É nesta fase do ano que se define o
conjunto de orientações que servirão de base ao arranque e
desenvolvimento do ano lectivo. Questões como a avaliação de
processos e resultados, obtidos no ano lectivo anterior, e
sua eventual, reformulação, a definição do modelo horário da
Escola, da distribuição do serviço docente e não docente,
requisição de professores, planificação dos conteúdos
programáticos, entre outros, são analisadas e definidas
nesta altura do ano.
Entre as matérias a programar no “defeso” do ano
escolar estão incluídas as actividades de acolhimento. No
presente ano, no que concerne à abertura de ano lectivo,
ficam marcadas, no que aos alunos diz respeito, por um
particular enfoque na recepção e integração das crianças que
pela primeira vez frequentam os jardins de infância e o 1º
ano do 1º ciclo.
Ainda no âmbito da recepção aos alunos este ano apostou-se
numa dinâmica motivacional nova que passou pelo convite a
várias individualidades, Presidente da Câmara, Director do
Centro de Saúde, Presidente da Associação de Pais, Equipa de
Saúde Escolar, Professores Aposentados, etc, para
dinamizarem um tempo lectivo de algumas turmas.
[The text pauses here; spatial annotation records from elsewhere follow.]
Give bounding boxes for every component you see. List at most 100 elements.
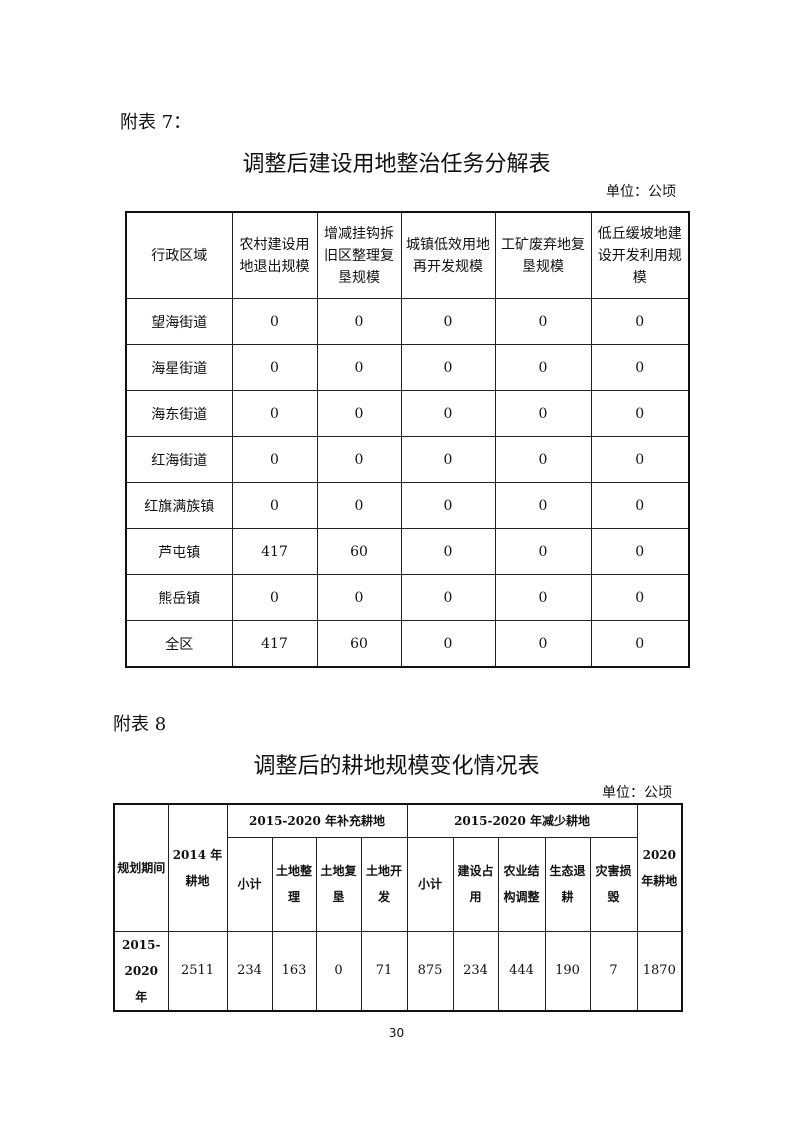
header-cell: 建设占用 [452, 836, 499, 932]
table-header-row: 规划期间 2014 年耕地 2015-2020 年补充耕地 2015-2020 … [113, 803, 683, 932]
header-cell: 土地开发 [360, 836, 408, 932]
value-cell: 2511 [167, 930, 228, 1011]
table-row: 全区 417 60 0 0 0 [125, 620, 690, 668]
header-added: 2015-2020 年补充耕地 [226, 803, 408, 838]
region-cell: 海星街道 [125, 344, 233, 391]
region-cell: 芦屯镇 [125, 528, 233, 575]
header-2020: 2020 年耕地 [636, 803, 683, 932]
table-7-unit: 单位：公顷 [606, 184, 676, 200]
value-cell: 0 [316, 482, 402, 529]
value-cell: 0 [231, 482, 318, 529]
value-cell: 0 [316, 574, 402, 621]
value-cell: 0 [494, 298, 592, 345]
table-row: 红海街道 0 0 0 0 0 [125, 436, 690, 483]
page-number: 30 [388, 1026, 405, 1040]
value-cell: 0 [231, 298, 318, 345]
header-cell: 增减挂钩拆旧区整理复垦规模 [316, 211, 402, 299]
value-cell: 0 [590, 436, 690, 483]
value-cell: 1870 [636, 930, 683, 1011]
value-cell: 163 [271, 930, 317, 1011]
value-cell: 0 [400, 298, 496, 345]
region-cell: 全区 [125, 620, 233, 668]
value-cell: 0 [590, 344, 690, 391]
value-cell: 0 [316, 298, 402, 345]
header-cell: 城镇低效用地再开发规模 [400, 211, 496, 299]
value-cell: 0 [494, 574, 592, 621]
value-cell: 0 [400, 390, 496, 437]
region-cell: 熊岳镇 [125, 574, 233, 621]
value-cell: 0 [400, 620, 496, 668]
value-cell: 0 [316, 436, 402, 483]
value-cell: 875 [406, 930, 454, 1011]
table-row: 芦屯镇 417 60 0 0 0 [125, 528, 690, 575]
header-reduced: 2015-2020 年减少耕地 [406, 803, 638, 838]
value-cell: 234 [452, 930, 499, 1011]
header-cell: 小计 [226, 836, 273, 932]
value-cell: 444 [497, 930, 546, 1011]
header-cell: 小计 [406, 836, 454, 932]
header-cell: 农村建设用地退出规模 [231, 211, 318, 299]
value-cell: 0 [494, 482, 592, 529]
region-cell: 红旗满族镇 [125, 482, 233, 529]
value-cell: 0 [400, 344, 496, 391]
table-row: 海星街道 0 0 0 0 0 [125, 344, 690, 391]
value-cell: 234 [226, 930, 273, 1011]
header-cell: 行政区域 [125, 211, 233, 299]
region-cell: 海东街道 [125, 390, 233, 437]
value-cell: 0 [400, 482, 496, 529]
value-cell: 0 [494, 344, 592, 391]
table-subheader-row: 小计 土地整理 土地复垦 土地开发 小计 建设占用 农业结构调整 生态退耕 灾害… [114, 836, 682, 932]
value-cell: 60 [316, 620, 402, 668]
header-cell: 灾害损毁 [589, 836, 638, 932]
header-2014: 2014 年耕地 [167, 803, 228, 932]
value-cell: 0 [590, 482, 690, 529]
value-cell: 0 [316, 344, 402, 391]
value-cell: 0 [400, 574, 496, 621]
value-cell: 0 [590, 298, 690, 345]
value-cell: 0 [231, 574, 318, 621]
value-cell: 0 [590, 620, 690, 668]
table-row: 熊岳镇 0 0 0 0 0 [125, 574, 690, 621]
value-cell: 0 [590, 574, 690, 621]
value-cell: 0 [494, 436, 592, 483]
value-cell: 0 [316, 390, 402, 437]
value-cell: 0 [494, 620, 592, 668]
value-cell: 7 [589, 930, 638, 1011]
value-cell: 60 [316, 528, 402, 575]
value-cell: 417 [231, 620, 318, 668]
header-cell: 农业结构调整 [497, 836, 546, 932]
construction-land-table: 行政区域 农村建设用地退出规模 增减挂钩拆旧区整理复垦规模 城镇低效用地再开发规… [125, 211, 690, 668]
table-7-title: 调整后建设用地整治任务分解表 [242, 152, 551, 177]
table-row: 2015-2020 年 2511 234 163 0 71 875 234 444 190 7 187… [113, 930, 683, 1011]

Esta
iniciativa possibilitou um momento ímpar de aprendizagem e
um despertar para outras áreas e temáticas na perspectiva de
outros actores, algo exteriores à linguagem da escola, mas
com tão vasto currículo.
Falar da diversidade e da dispersão das escolas é também
falar das situações muito diferentes, que encerram
diferentes potencialidades, onde nos podemos confrontar com
diversas insuficiências e constrangimentos.
Desde logo a rede escolas do 1º ciclo é muito antiga e
apresenta sinais de degradação e de desadequação à realidade
presente. Depois com realidades muito diferentes, em
circunstância e dimensão, é necessário criar uma solução
para cada caso, o que torna a “máquina muito pesada”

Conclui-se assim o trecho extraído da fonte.